2007-04-02 Thread Andrei
Greg Perry  liveammo.com> writes:

> Is it safe to say that classes are only useful for instances where reuse is a
key consideration?  From my very
> limited perspective, it seems that classes are in most cases overkill for
simple tasks (such as reading
> the command line then calculating a hash/checksum to verify integrity).

Alan has already adressed your questions, I just have one addition on this
point. If this is *all* your application does, a class is indeed overkill.
However, if this functionality is part of a larger application, it could become
a small class. 

Imagine an application that would offer some file operations, like:
- calculate hash
- split into chunks of 1.44 MB
- compress
- encrypt

You could have a generic ancestor class, say FileOperation and inherit from it
different classes implementing specific operations.
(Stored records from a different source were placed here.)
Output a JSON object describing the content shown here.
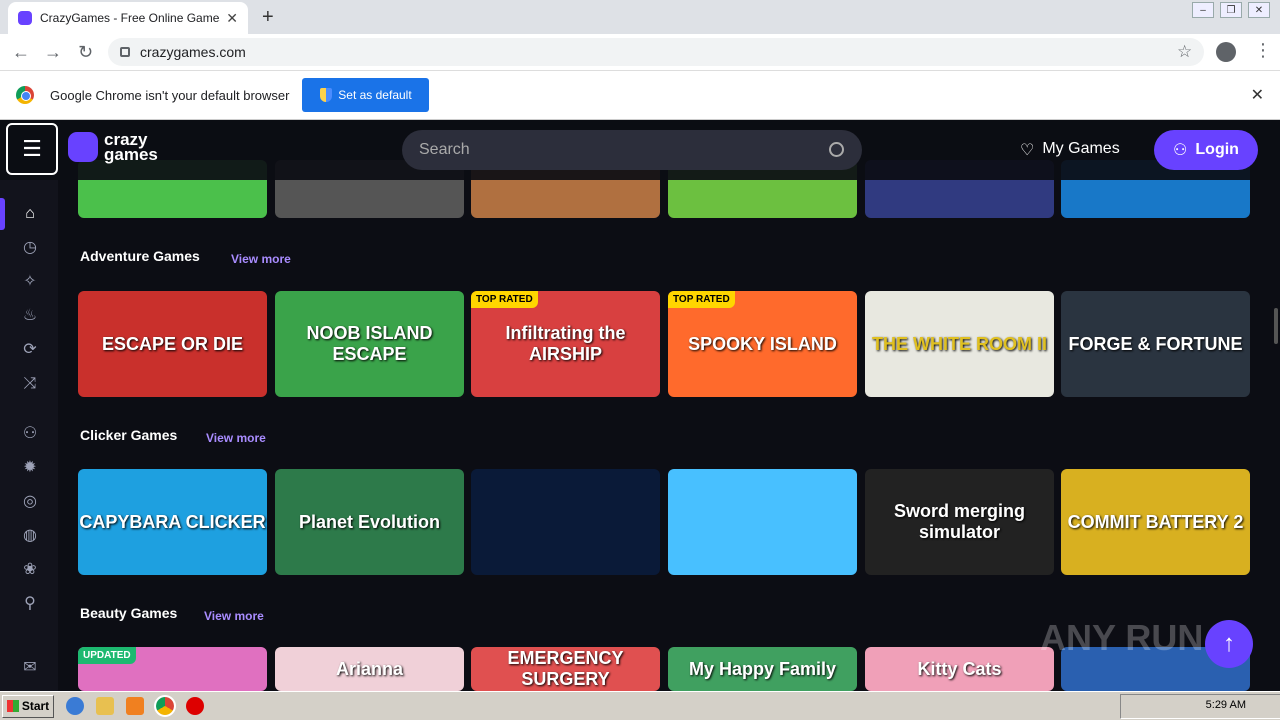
{
  "browser": {
    "tab_title": "CrazyGames - Free Online Games on CrazyGames.com",
    "url": "crazygames.com",
    "infobar_text": "Google Chrome isn't your default browser",
    "set_default_label": "Set as default"
  },
  "site": {
    "logo_line1": "crazy",
    "logo_line2": "games",
    "search_placeholder": "Search",
    "my_games_label": "My Games",
    "login_label": "Login",
    "sections": [
      {
        "title": "Adventure Games",
        "view_more": "View more",
        "cards": [
          {
            "label": "ESCAPE OR DIE",
            "badge": "",
            "color": "#c9302c"
          },
          {
            "label": "NOOB ISLAND ESCAPE",
            "badge": "",
            "color": "#3aa34a"
          },
          {
            "label": "Infiltrating the AIRSHIP",
            "badge": "TOP RATED",
            "color": "#d84040"
          },
          {
            "label": "SPOOKY ISLAND",
            "badge": "TOP RATED",
            "color": "#ff6a2c"
          },
          {
            "label": "THE WHITE ROOM II",
            "badge": "",
            "color": "#e8e8e0"
          },
          {
            "label": "FORGE & FORTUNE",
            "badge": "",
            "color": "#2a3440"
          }
        ]
      },
      {
        "title": "Clicker Games",
        "view_more": "View more",
        "cards": [
          {
            "label": "CAPYBARA CLICKER",
            "badge": "",
            "color": "#1ea0e0"
          },
          {
            "label": "Planet Evolution",
            "badge": "",
            "color": "#2d7a4a"
          },
          {
            "label": "",
            "badge": "",
            "color": "#0a1a38"
          },
          {
            "label": "",
            "badge": "",
            "color": "#48c0ff"
          },
          {
            "label": "Sword merging simulator",
            "badge": "",
            "color": "#222222"
          },
          {
            "label": "COMMIT BATTERY 2",
            "badge": "",
            "color": "#d8b020"
          }
        ]
      },
      {
        "title": "Beauty Games",
        "view_more": "View more",
        "cards": [
          {
            "label": "",
            "badge": "UPDATED",
            "color": "#e070c0"
          },
          {
            "label": "Arianna",
            "badge": "",
            "color": "#f0d0d8"
          },
          {
            "label": "EMERGENCY SURGERY",
            "badge": "",
            "color": "#e05050"
          },
          {
            "label": "My Happy Family",
            "badge": "",
            "color": "#40a060"
          },
          {
            "label": "Kitty Cats",
            "badge": "",
            "color": "#f0a0b8"
          },
          {
            "label": "",
            "badge": "",
            "color": "#2a60b0"
          }
        ]
      }
    ]
  },
  "watermark": "ANY RUN",
  "taskbar": {
    "start_label": "Start",
    "clock": "5:29 AM"
  }
}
  class FileOperation(object):
  def __init__(self, filename):
  self._filename = filename
  def Perform(self):
  pass # should be implemented in children
  def ShowHelp(self):
  pass # should be implemented in children

  class HashFileOperation(FileOperation):
  def Perform(self):
  # calculate hash of self._filename
  def ShowHelp(self):
  print "Calculates MD5 hash of the file"

  

Depending on a command line option, the application could instantiate one of the
operation classes and work with it. Assuming the command line would be 'app.py
 ' (e.g. 'app.py hash myfile.txt'), the application code
could look something like this:

  # register all known operation classes and bind them
  # to specific command line options
  operations = {'hash': HashFileOperation,
'split': SplitFileOperation, }

  opname = sys.argv[1]

  # determine what operation class is necessary
  opclass = operations[opname]

  # instantiate that operation (make a file operation object)
  fileop = opclass(sys.argv[2])

  # check if it should display help or run the operation
  if sys.argv[2] == '?': 
  fileop.ShowHelp()
  else:
  fileop.Perform()

Adding new operations would be a matter of implementing an appropriate class and
adding it to the operations dictionary. With a bit of Python magic you could
even get the operation classes to auto-register, so just writing an operation
class would automatically make it available in the application.

-- 
Yours,

Andrei

=
Mail address in header catches spam. Real contact info:
''.join([''.join(s) for s in zip(
"poet  aao.l pmfe!Pes ontuei ulcpss  edtels,s hr' one oC.",
"rjc5wndon.Sa-re laed o s npbi ot.Ira h it oteesn edt C")])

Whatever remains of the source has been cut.